“师父?”陈观棋失声喊道,几乎不敢相信自己的眼睛。师父的魂魄不是已经融入地脉了吗?怎么会有肉身?
玄阳子没有回答,只是抬手对着他们挥了挥。他的袖口下,露出块与四象玉同源的地脉玉,玉面上的云纹正与青铜城的机关纹路产生共鸣。
更诡异的是,他身后的平台上,竟刻着与地脉心核一模一样的四象阵。阵眼处,插着把玄铁剑,剑柄上镶嵌的宝石,泛着与蚀天煞气同源的黑光。
“那不是师父的剑。”白鹤龄突然开口,声音带着颤抖,“那是……天机门主的佩剑!”
陈观棋的心猛地沉了下去。
师父的肉身为何会出现在这里?他身后的四象阵是用来做什么的?那把染满煞气的剑,又意味着什么?

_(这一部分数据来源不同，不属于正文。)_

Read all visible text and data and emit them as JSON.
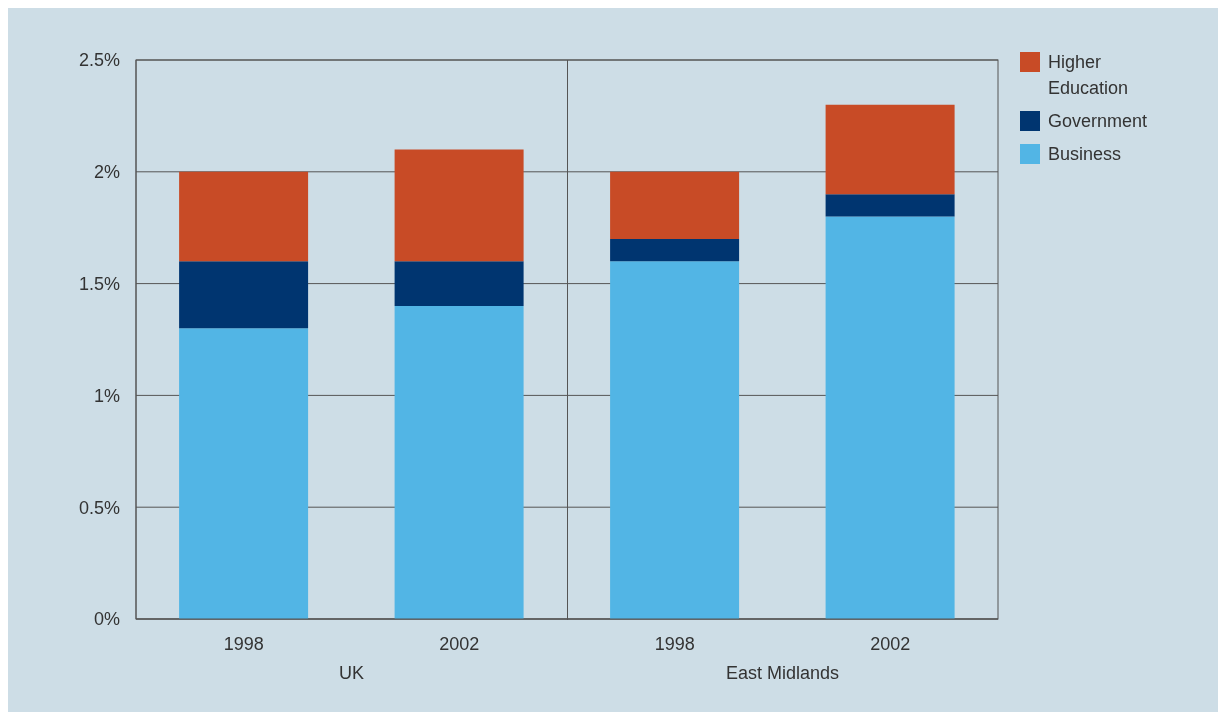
{
  "chart_data": {
    "type": "bar",
    "stacked": true,
    "categories": [
      "1998",
      "2002",
      "1998",
      "2002"
    ],
    "series": [
      {
        "name": "Business",
        "color": "#52b5e5",
        "values": [
          1.3,
          1.4,
          1.6,
          1.8
        ]
      },
      {
        "name": "Government",
        "color": "#003570",
        "values": [
          0.3,
          0.2,
          0.1,
          0.1
        ]
      },
      {
        "name": "Higher Education",
        "color": "#c84b26",
        "values": [
          0.4,
          0.5,
          0.3,
          0.4
        ]
      }
    ],
    "ylim": [
      0,
      2.5
    ],
    "yticks": [
      {
        "value": 0,
        "label": "0%"
      },
      {
        "value": 0.5,
        "label": "0.5%"
      },
      {
        "value": 1,
        "label": "1%"
      },
      {
        "value": 1.5,
        "label": "1.5%"
      },
      {
        "value": 2,
        "label": "2%"
      },
      {
        "value": 2.5,
        "label": "2.5%"
      }
    ],
    "grid": "y",
    "legend": "top right",
    "annotations": [
      "UK",
      "East Midlands"
    ]
  }
}
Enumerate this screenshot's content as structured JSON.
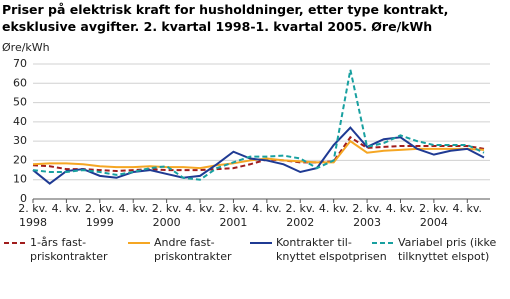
{
  "chart_data": {
    "type": "line",
    "title": "Priser på elektrisk kraft for husholdninger, etter type kontrakt, eksklusive avgifter.  2. kvartal 1998-1. kvartal 2005. Øre/kWh",
    "y_label": "Øre/kWh",
    "categories": [
      "2. kv.",
      null,
      "4. kv.",
      null,
      "2. kv.",
      null,
      "4. kv.",
      null,
      "2. kv.",
      null,
      "4. kv.",
      null,
      "2. kv.",
      null,
      "4. kv.",
      null,
      "2. kv.",
      null,
      "4. kv.",
      null,
      "2. kv.",
      null,
      "4. kv.",
      null,
      "2. kv.",
      null,
      "4. kv.",
      null
    ],
    "category_years": [
      "1998",
      null,
      null,
      null,
      "1999",
      null,
      null,
      null,
      "2000",
      null,
      null,
      null,
      "2001",
      null,
      null,
      null,
      "2002",
      null,
      null,
      null,
      "2003",
      null,
      null,
      null,
      "2004",
      null,
      null,
      null
    ],
    "ylim": [
      0,
      70
    ],
    "yticks": [
      0,
      10,
      20,
      30,
      40,
      50,
      60,
      70
    ],
    "grid": true,
    "series": [
      {
        "name": "1-års fast-\npriskontrakter",
        "color": "#a01c1c",
        "dash": "5,3",
        "values": [
          17.5,
          17,
          15.5,
          15.5,
          15,
          14.5,
          15,
          15.5,
          15,
          15,
          15,
          15.5,
          16,
          18,
          20.5,
          20,
          19,
          19,
          19.5,
          32,
          26.5,
          27,
          27.5,
          27.5,
          27.5,
          27.5,
          27.5,
          26
        ]
      },
      {
        "name": "Andre fast-\npriskontrakter",
        "color": "#f5a623",
        "dash": "none",
        "values": [
          18,
          18.5,
          18.5,
          18,
          17,
          16.5,
          16.5,
          17,
          16.5,
          16.5,
          16,
          17.5,
          18.5,
          20,
          21,
          20,
          19.5,
          19,
          19,
          30,
          24,
          25,
          25.5,
          26,
          26,
          26,
          26,
          25.5
        ]
      },
      {
        "name": "Kontrakter til-\nknyttet elspotprisen",
        "color": "#1f3a93",
        "dash": "none",
        "values": [
          15,
          8,
          14.5,
          15.5,
          12,
          11,
          14,
          15,
          13,
          11,
          12,
          18,
          24.5,
          21,
          20,
          18,
          14,
          16,
          28,
          37,
          27,
          31,
          32,
          26,
          23,
          25,
          26,
          21.5
        ]
      },
      {
        "name": "Variabel pris (ikke\ntilknyttet elspot)",
        "color": "#18a0a0",
        "dash": "5,3",
        "values": [
          15,
          14,
          14,
          15,
          14,
          12.5,
          14,
          16,
          17,
          11,
          10,
          16,
          19,
          22,
          22,
          22.5,
          21,
          16,
          20,
          67,
          27,
          29,
          33,
          30,
          28,
          28,
          28,
          24
        ]
      }
    ]
  }
}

地脉重生的喜悦瞬间被巨大的疑云笼罩。他们朝着地面飞去,越来越近,玄阳子脸上的笑容却在阳光下显得有些模糊,像层精心绘制的面具。
守脉龙的龙吟再次响起,这次却带着几分不安。
陈观棋握紧了拳头,指尖的黑白气流微微躁动。他突然明白,地脉的重生不是结束,或许……是另一场更大风暴的开始。而站在风暴中心的,竟是他最敬爱的师父。
风从耳边呼啸而过,带着昆仑山顶草木的清香,却吹不散心头的寒意。